After a listless Firebird, Jeu de Cartes fares much better
Santa Fe Listener | Santa Fe, NM USA | 01/11/2009
(4 out of 5 stars)
"Salonen was 31 when he made this complete Firebird (original 1910 version) in London. Sony had a wWunderkind on their hands, but unlike our current candidate, Gustavo Dudamel, Salonen isn't a showman. One wonders at times if he even cares that an audience is present, so cool and detached is his approach -- you definitely have to come to him, not the other way around. No surprise, then, that he turns his back on the lush, exotic, oriental side of Stravinsky's first great ballet.
I think the Firebird works best if conducted as a love child of Rimsky-Korsakov's Scheherazade. Putting every detail under the microscope, as Salonen does here, reveals no hidden depths. This is voluptuous sensuality at play, not Parsifal, so Salonen's catuiously slow tempos proved irritating. On the ohter hand, he certainly knows how to turn Stravinsky into Debussy, so if that is to your taste, here you go. Sony's sound is open and clear, if a fraction lacking in brightness, and the Philharmonia plays with clean precision. For myself, I'll stick with Boulez from Chicago (DG), the early Bernstein from New York (Sony), and the composer himself (also on Sony).

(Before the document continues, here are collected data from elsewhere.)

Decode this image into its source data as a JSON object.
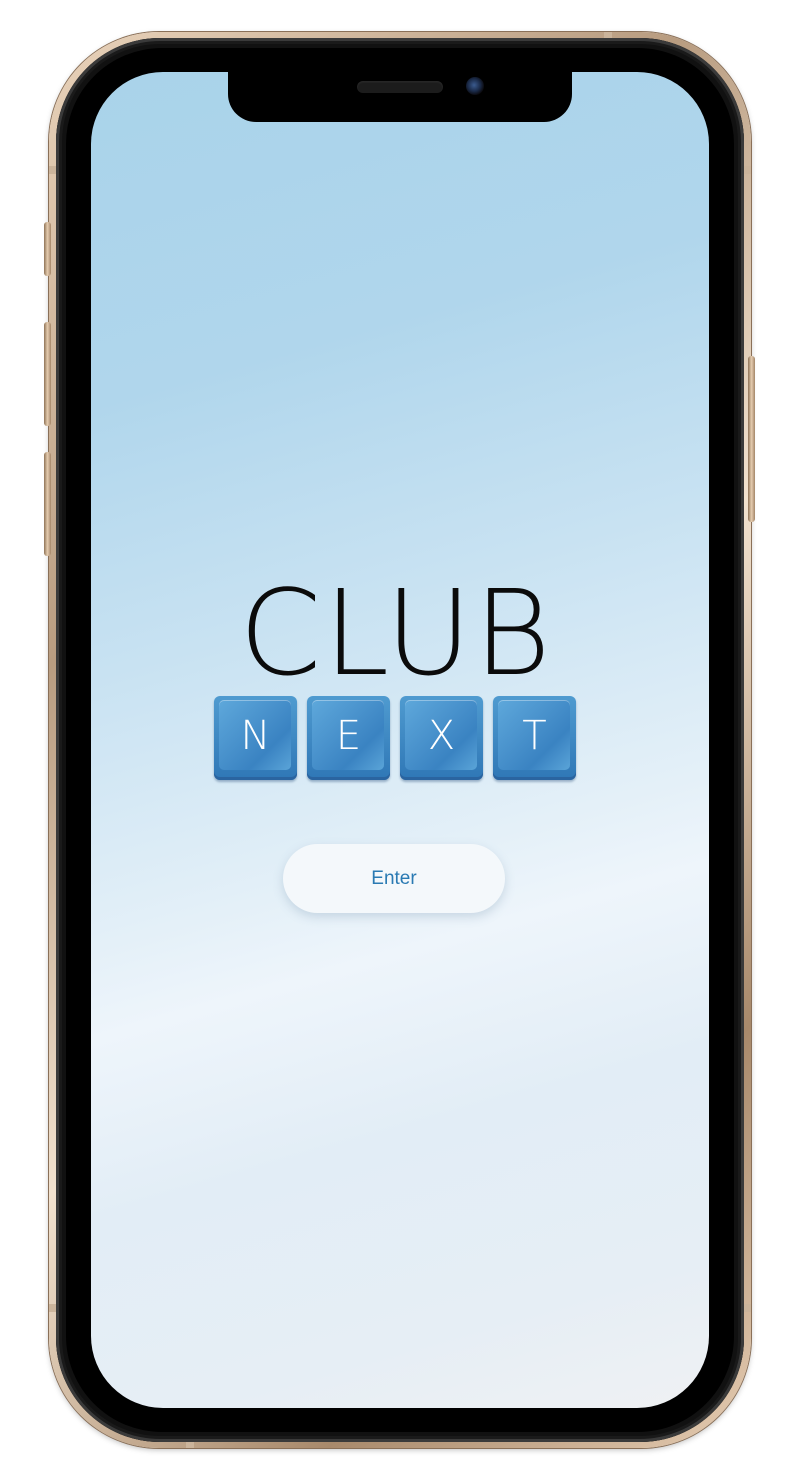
{
  "logo": {
    "word_top": "CLUB",
    "tiles": [
      "N",
      "E",
      "X",
      "T"
    ]
  },
  "enter_button": {
    "label": "Enter"
  },
  "colors": {
    "tile_blue": "#3f88c5",
    "button_text": "#2a7ab3",
    "background_top": "#a9d3ea",
    "background_bottom": "#eff1f3"
  },
  "icons": [
    "front-camera-icon",
    "earpiece-speaker-icon"
  ]
}
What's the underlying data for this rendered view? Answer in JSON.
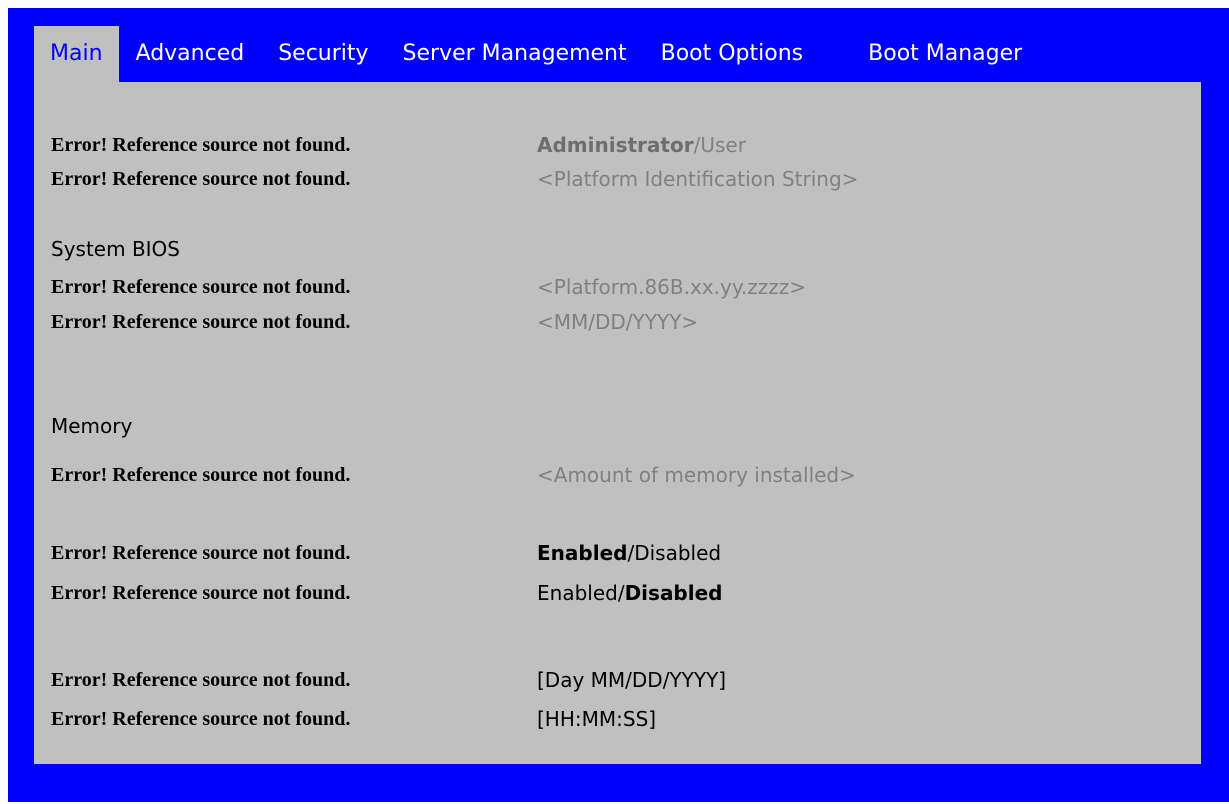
{
  "tabs": [
    {
      "label": "Main",
      "active": true
    },
    {
      "label": "Advanced",
      "active": false
    },
    {
      "label": "Security",
      "active": false
    },
    {
      "label": "Server Management",
      "active": false
    },
    {
      "label": "Boot Options",
      "active": false
    },
    {
      "label": "Boot Manager",
      "active": false
    }
  ],
  "colors": {
    "background": "#0000ff",
    "panel": "#c0c0c0",
    "active_tab_text": "#0000ff",
    "tab_text": "#ffffff",
    "readonly_value": "#808080"
  },
  "error_label": "Error! Reference source not found.",
  "rows": {
    "access_level": {
      "label": "Error! Reference source not found.",
      "value_selected": "Administrator",
      "value_separator": "/",
      "value_other": "User"
    },
    "platform_id": {
      "label": "Error! Reference source not found.",
      "value": "<Platform Identification String>"
    },
    "bios_version": {
      "label": "Error! Reference source not found.",
      "value": "<Platform.86B.xx.yy.zzzz>"
    },
    "bios_build_date": {
      "label": "Error! Reference source not found.",
      "value": "<MM/DD/YYYY>"
    },
    "total_memory": {
      "label": "Error! Reference source not found.",
      "value": "<Amount of memory installed>"
    },
    "quiet_boot": {
      "label": "Error! Reference source not found.",
      "option_a": "Enabled",
      "separator": "/",
      "option_b": "Disabled",
      "selected": "Enabled"
    },
    "post_error_pause": {
      "label": "Error! Reference source not found.",
      "option_a": "Enabled",
      "separator": "/",
      "option_b": "Disabled",
      "selected": "Disabled"
    },
    "system_date": {
      "label": "Error! Reference source not found.",
      "value": "[Day MM/DD/YYYY]"
    },
    "system_time": {
      "label": "Error! Reference source not found.",
      "value": "[HH:MM:SS]"
    }
  },
  "sections": {
    "system_bios": "System BIOS",
    "memory": "Memory"
  }
}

I expected Salonen to hit his stride in 'Jeu de Cartes,' one of Stravinsky's less played neoclassical ballets. With the witty angularity of Balanchine's choreography, this is one card game that needs to be seen as well as heard, and it's up to the condcutor to make us feel we are seeing it. Happily, Salonen's cool, detailed approach works better here, although we've had more lively, engaging accounts from Claduio Abbado (DG) and the composer himself -- both of their readings make you sit up and take notice. That said, Salonen's recording displays energy and altertness, so it's very much worth hearing."